Marcia settled her hat and stretched out her hand. He returned the reins with a show of doubt.

‘Can I trust you to restrain your impulses?’ he inquired, with his eyes on the declivity before them.

She gathered up the reins, but made no movement to go on. Instead she half-turned in the saddle and looked behind.

They were on the shoulder of a mountain. Below them smaller foothills receded, tier below tier, until they sank imperceptibly into the level plain of the Campagna. Ahead of them the bare Sabines stretched in broken ridges, backed in the distance by two snow-peaks of the Apennines. Everywhere was the warmth of colouring, the brilliant hues of an Italian spring.

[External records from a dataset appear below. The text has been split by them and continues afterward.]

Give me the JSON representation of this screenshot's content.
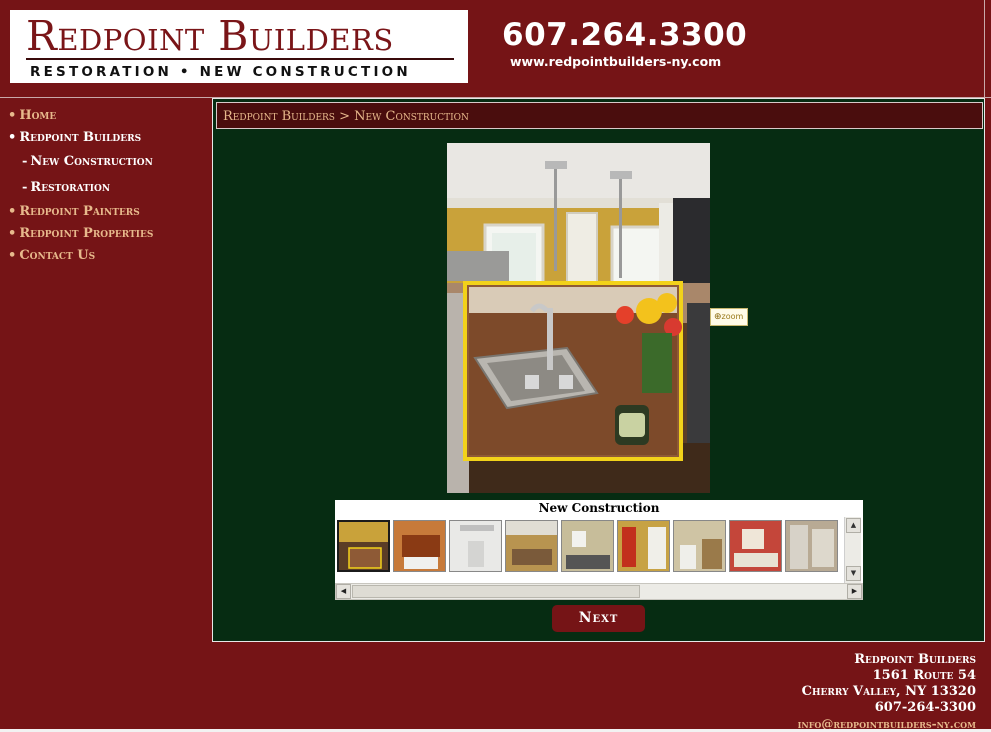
{
  "header": {
    "logo_name": "Redpoint Builders",
    "logo_tagline": "RESTORATION • NEW CONSTRUCTION",
    "phone": "607.264.3300",
    "website": "www.redpointbuilders-ny.com"
  },
  "nav": {
    "items": [
      {
        "label": "Home",
        "bullet": "•"
      },
      {
        "label": "Redpoint Builders",
        "bullet": "•"
      },
      {
        "label": "New Construction",
        "bullet": "-"
      },
      {
        "label": "Restoration",
        "bullet": "-"
      },
      {
        "label": "Redpoint Painters",
        "bullet": "•"
      },
      {
        "label": "Redpoint Properties",
        "bullet": "•"
      },
      {
        "label": "Contact Us",
        "bullet": "•"
      }
    ]
  },
  "breadcrumb": {
    "root": "Redpoint Builders",
    "separator": ">",
    "current": "New Construction"
  },
  "viewer": {
    "zoom_label": "zoom",
    "gallery_title": "New Construction",
    "next_label": "Next"
  },
  "footer": {
    "company": "Redpoint Builders",
    "address1": "1561 Route 54",
    "address2": "Cherry Valley, NY 13320",
    "phone": "607-264-3300",
    "email": "info@redpointbuilders-ny.com"
  },
  "colors": {
    "brand_red": "#751416",
    "panel_green": "#062c12",
    "accent_gold": "#e7b98c",
    "zoom_frame": "#f2d21a"
  }
}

‘Italy is beautiful, isn’t it?’ Marcia asked simply.

‘Yes,’ he agreed; ‘Italy is cursed with beauty.’

She turned her eyes inquiringly from the landscape to him.

‘A nation of artists’ models!’ he exclaimed half contemptuously. ‘Because of their fatal good looks, the Italians can’t be allowed to be prosperous like any other people.’

‘Perhaps,’ she suggested, ‘their beauty is a compensation. They are poor, I know; but don’t you think they know how to be happy in spite of it?’